The work on the actual box began early; when the game itself was only halfway finished. That’s when Chaterjee and Ledbetter got involved to turn digital inspiration into a physical box you can hook up to your TV. “We might start with hand sketches on paper, but we move really quickly to hand-sketches on the actual controller so we’re actually get to scale on the product,” Chatterjee said. “There are bunch of parts lying around the studio, and when you twist them around you see how the graphics change from different directions. When we get the basic idea of where we want things, then we can start looking at real finishes and the right manufacturing processes for the right effects.”

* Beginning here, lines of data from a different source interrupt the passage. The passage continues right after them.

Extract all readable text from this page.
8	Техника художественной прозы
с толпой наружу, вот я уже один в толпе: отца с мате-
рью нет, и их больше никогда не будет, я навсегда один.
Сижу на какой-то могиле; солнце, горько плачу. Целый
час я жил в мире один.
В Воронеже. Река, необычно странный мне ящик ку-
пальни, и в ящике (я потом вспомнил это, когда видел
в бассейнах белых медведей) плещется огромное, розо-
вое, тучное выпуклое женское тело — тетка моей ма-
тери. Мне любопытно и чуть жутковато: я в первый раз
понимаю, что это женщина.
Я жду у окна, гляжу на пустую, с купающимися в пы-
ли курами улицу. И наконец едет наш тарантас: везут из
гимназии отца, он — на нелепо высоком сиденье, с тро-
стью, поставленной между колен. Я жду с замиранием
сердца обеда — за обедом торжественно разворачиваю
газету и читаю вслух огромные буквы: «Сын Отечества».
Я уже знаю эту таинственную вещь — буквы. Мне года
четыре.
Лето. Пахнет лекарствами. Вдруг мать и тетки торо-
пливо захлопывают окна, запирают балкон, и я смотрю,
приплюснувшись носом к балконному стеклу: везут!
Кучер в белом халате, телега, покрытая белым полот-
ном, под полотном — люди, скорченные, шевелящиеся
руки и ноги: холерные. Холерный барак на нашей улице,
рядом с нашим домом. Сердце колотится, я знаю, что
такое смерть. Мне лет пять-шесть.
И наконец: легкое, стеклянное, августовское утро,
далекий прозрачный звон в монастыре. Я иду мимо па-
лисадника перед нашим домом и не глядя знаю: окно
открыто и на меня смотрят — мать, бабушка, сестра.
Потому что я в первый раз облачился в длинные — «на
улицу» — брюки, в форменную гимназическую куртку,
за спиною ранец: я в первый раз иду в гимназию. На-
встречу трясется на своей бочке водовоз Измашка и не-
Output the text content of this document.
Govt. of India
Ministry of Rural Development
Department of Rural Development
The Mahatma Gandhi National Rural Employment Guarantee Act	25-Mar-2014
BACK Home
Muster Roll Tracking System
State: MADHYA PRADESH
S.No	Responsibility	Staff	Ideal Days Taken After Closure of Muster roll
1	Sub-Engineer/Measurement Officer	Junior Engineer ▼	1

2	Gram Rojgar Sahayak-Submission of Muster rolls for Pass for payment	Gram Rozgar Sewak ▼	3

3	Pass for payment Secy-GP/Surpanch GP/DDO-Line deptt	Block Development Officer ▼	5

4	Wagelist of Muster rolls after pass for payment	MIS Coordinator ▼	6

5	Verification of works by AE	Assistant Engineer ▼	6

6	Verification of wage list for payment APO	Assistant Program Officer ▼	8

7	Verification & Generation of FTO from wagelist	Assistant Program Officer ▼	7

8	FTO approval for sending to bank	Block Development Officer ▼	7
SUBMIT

Redesigning The Xbox One For Call Of Duty: Advanced Warfare

In this case, it meant altering one of the console’s standout features. “The core Xbox One is very high-polished. We felt using a neutral matte grey was important to get this well-used, industrial, military style that felt very grounded.” Touches like these might seem basic, but merging a design wish-list with production logistics and capabilities (and limitations) can be tricky. Practicality take many of the best options out of the equation, like designing the custom console to be a bust of All of these particulars come together in a kind of three-tiered system of visual cues. “We have this vernacular that we use: first read, second read, and third read,” Chatterjee said. “The first read of the project is about this ten-foot view — the first things that you notice, like maybe the fifty-fifty split between matte grey and black, or the bright gold, and maybe the logo on the top. The second read is when you’re three to five feet from the product — about arm’s length — and you’ll see one more level of detail: the military striping on the side, or the way the graphics are arranged in a kind of badge-like, rectangular formation. Then the third read comes after having spent a little bit of time with the product — the “wow” stuff: the “oiling,” or the darker wear on the corners of the controller, or the light patterns. There’s touches really bring it home and complete it.”

Redesigning The Xbox One For Call Of Duty: Advanced Warfare
Redesigning The Xbox One For Call Of Duty: Advanced Warfare

And it wasn’t all aesthetic, either; the on, off, and eject audio clips were all chosen from Advanced Warfare. “We really looked for sounds that are unique to the game,” Chatterjee told me. “Like, someone’s going to turn the console on, hear that firing up, and that’s going to give them that first burst of emotion towards the game before it even starts being played.”

It’s like that opening scene in Don Jon where the titular stud says the sound of his Mac firing up “gets him hard as a fucking rock.” Which is absolutely not to say that everyone’s getting a boner from CoD, but there’s definitely something to that idea that it’s so easy to develop a kind of Pavlovian response to these digital triggers. Even if those same triggers get a little weird when the response you get for “time to kill some virtual dudes” kicks in as you’re booting up to put on Netflix for the kiddies.

A new coat of paint isn’t likely to sell any Xbox One’s to anyone who wasn’t already in the market, but some real effort went into the new design. It’s just just a coat of grey spray-paint, and naturally the artists involved hopes that fans will dig this limited edition upgrade. “Hardcore players will pick up on things that the average consumer will not,” Salud said. “When it was finished, they [Monique and Carl] came to our studio. The whole design process had been back and forth through pictures, and when I physically hold it in your hand it has such a strong presence.” But we all know what really hardcore Call of Duty fans are most excited about: Totally bitchin’ hair physics.